MSK, why don’t you invest in one of those kewl tanning beds? A landscaping service? A grip on reality?

MSK this is where you jump in and explain to everyone that you were just kidding and then laugh at what reactionarys we all are. Here I will laugh with you…hahahah

You could sunbake buck naked in the park across the road from my house all summer long without being disturbed by children. Of course, this has something to do with the broken glass and discarded syringes which provide decoration, but what’s a little debris when you can have exclusive access to free Sun™?

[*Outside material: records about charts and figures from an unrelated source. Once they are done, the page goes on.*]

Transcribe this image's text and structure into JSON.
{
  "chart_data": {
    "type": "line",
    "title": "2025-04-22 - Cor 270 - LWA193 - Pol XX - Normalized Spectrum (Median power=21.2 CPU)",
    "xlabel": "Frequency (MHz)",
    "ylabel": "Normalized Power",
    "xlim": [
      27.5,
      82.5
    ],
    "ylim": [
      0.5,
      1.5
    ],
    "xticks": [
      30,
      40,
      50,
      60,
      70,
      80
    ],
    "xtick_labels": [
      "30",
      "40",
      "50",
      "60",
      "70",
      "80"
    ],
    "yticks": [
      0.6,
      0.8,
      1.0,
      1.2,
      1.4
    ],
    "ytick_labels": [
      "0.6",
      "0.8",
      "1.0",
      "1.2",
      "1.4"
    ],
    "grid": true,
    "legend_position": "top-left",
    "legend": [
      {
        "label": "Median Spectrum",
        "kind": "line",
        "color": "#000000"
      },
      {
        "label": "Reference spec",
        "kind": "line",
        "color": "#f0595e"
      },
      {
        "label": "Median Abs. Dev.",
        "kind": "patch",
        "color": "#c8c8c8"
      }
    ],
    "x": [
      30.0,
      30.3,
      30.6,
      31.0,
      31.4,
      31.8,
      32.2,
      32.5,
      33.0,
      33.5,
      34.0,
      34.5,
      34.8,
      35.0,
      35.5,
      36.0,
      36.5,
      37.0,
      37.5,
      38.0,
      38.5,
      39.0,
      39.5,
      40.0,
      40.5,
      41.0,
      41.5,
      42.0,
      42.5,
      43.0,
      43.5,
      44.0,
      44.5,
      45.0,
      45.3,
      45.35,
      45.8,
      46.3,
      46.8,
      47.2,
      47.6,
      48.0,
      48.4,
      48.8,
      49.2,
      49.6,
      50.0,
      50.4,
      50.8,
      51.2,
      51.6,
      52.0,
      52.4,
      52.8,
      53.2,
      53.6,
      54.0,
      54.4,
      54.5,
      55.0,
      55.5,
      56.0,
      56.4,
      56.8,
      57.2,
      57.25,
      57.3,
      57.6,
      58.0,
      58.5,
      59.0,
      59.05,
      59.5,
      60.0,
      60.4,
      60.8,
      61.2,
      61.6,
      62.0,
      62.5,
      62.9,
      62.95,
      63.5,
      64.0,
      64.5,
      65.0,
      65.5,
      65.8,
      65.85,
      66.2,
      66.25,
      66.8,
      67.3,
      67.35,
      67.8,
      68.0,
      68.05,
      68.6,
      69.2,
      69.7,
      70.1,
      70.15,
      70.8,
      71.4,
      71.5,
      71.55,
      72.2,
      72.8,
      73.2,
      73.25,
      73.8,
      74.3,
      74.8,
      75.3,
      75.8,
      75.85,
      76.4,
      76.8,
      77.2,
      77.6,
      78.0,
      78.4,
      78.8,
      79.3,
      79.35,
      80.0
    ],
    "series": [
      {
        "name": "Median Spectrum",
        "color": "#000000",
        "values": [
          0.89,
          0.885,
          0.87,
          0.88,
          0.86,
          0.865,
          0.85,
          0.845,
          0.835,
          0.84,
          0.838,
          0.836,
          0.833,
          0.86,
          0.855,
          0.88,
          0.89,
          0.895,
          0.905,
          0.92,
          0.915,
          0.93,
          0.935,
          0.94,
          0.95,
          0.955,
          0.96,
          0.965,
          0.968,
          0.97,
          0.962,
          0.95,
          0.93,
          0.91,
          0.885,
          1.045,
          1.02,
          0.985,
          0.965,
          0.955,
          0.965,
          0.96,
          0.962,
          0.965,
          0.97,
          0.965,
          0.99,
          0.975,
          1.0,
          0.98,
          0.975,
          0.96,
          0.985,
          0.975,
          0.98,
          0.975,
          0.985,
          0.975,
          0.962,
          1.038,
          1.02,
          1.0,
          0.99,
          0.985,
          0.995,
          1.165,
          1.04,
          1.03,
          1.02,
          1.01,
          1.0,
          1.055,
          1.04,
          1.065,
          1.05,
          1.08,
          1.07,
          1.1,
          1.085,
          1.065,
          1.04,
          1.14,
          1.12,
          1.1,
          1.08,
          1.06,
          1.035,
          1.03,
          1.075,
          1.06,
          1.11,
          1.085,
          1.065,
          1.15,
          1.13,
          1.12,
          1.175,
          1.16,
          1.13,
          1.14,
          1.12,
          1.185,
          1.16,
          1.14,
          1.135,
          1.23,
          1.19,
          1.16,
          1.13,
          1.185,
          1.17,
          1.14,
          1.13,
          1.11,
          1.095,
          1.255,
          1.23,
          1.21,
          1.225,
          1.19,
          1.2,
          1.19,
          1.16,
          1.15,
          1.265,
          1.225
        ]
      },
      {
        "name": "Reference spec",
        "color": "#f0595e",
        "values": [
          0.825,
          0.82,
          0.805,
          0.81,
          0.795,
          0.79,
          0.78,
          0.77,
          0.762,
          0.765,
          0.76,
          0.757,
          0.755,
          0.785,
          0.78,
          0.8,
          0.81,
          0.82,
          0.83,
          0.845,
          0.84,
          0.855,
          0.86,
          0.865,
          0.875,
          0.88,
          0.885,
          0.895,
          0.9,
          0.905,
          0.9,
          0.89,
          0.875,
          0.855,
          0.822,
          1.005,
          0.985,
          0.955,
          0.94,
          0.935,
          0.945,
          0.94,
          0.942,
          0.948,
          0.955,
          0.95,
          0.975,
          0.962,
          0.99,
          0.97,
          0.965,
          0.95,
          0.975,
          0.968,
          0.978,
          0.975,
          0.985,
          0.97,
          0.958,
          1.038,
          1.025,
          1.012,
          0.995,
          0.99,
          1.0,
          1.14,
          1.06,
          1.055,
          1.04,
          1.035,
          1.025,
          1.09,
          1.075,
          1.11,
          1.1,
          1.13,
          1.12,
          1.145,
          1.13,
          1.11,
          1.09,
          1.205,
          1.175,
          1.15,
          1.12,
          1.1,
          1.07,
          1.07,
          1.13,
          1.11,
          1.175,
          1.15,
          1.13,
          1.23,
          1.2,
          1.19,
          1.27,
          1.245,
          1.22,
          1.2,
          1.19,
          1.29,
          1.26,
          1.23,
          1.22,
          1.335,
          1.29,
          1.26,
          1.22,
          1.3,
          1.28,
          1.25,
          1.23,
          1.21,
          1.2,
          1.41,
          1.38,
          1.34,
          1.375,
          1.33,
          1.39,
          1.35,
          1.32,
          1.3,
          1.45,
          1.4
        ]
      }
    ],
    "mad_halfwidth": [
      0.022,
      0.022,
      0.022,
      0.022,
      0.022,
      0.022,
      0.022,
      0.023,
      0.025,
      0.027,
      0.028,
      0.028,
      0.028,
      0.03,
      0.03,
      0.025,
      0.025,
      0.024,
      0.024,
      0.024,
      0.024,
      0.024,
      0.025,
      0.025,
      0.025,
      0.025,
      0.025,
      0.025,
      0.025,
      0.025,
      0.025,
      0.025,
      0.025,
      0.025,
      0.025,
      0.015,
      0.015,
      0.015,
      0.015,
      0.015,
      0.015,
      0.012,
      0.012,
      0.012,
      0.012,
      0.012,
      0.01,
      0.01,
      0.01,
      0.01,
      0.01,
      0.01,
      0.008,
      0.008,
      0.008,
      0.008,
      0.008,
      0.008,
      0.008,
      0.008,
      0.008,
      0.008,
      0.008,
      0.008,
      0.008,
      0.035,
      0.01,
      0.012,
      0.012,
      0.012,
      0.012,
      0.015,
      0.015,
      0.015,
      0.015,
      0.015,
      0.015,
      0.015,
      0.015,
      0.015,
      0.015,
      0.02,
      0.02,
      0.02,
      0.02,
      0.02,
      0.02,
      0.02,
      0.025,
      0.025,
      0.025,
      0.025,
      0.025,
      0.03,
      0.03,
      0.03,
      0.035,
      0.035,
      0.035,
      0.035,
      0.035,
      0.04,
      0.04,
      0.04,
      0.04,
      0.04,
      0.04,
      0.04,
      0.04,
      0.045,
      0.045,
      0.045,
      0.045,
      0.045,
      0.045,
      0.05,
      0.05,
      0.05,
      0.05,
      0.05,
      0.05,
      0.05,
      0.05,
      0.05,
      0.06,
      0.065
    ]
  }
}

God help us if the kids actually play ball instead of vandalizing stuff…that would be horrid… I mean who would think a park would be used for that…and couldn’t you just move out of the way…I will echo the others…get a grip MSK…if I was that age I know I would be one of the kids.

Actually, no I did not. I am well aware of the biting sarcasm. It’s still funny.

Oh bullshit.

You didn’t notice it because you were too fucking busy being a jackass.

  1. The park is public.
  2. You can fucking TAN anywhere.
  3. Fuck you.
  4. Don’t like where you live? MOVE.
  5. Fuck you HARD.

It is assholes like you that give assholes a bad name.

Okay okay okay… jeeez

I’m getting more fucking “sunburn” in this forum, than outdoors!

Okay, so I had a selfish moment. Ex-fucking-cuse me. Like no one else here ever has had a selfish moment.

Fact: The children are not to forfeit their game, for me, or anyone elses activity. Fine. It’s a public park. Point taken!

I would like to know how anyone else would approach the exact same circumstances, if they were faced with them, even without of the kids at the park ordeal.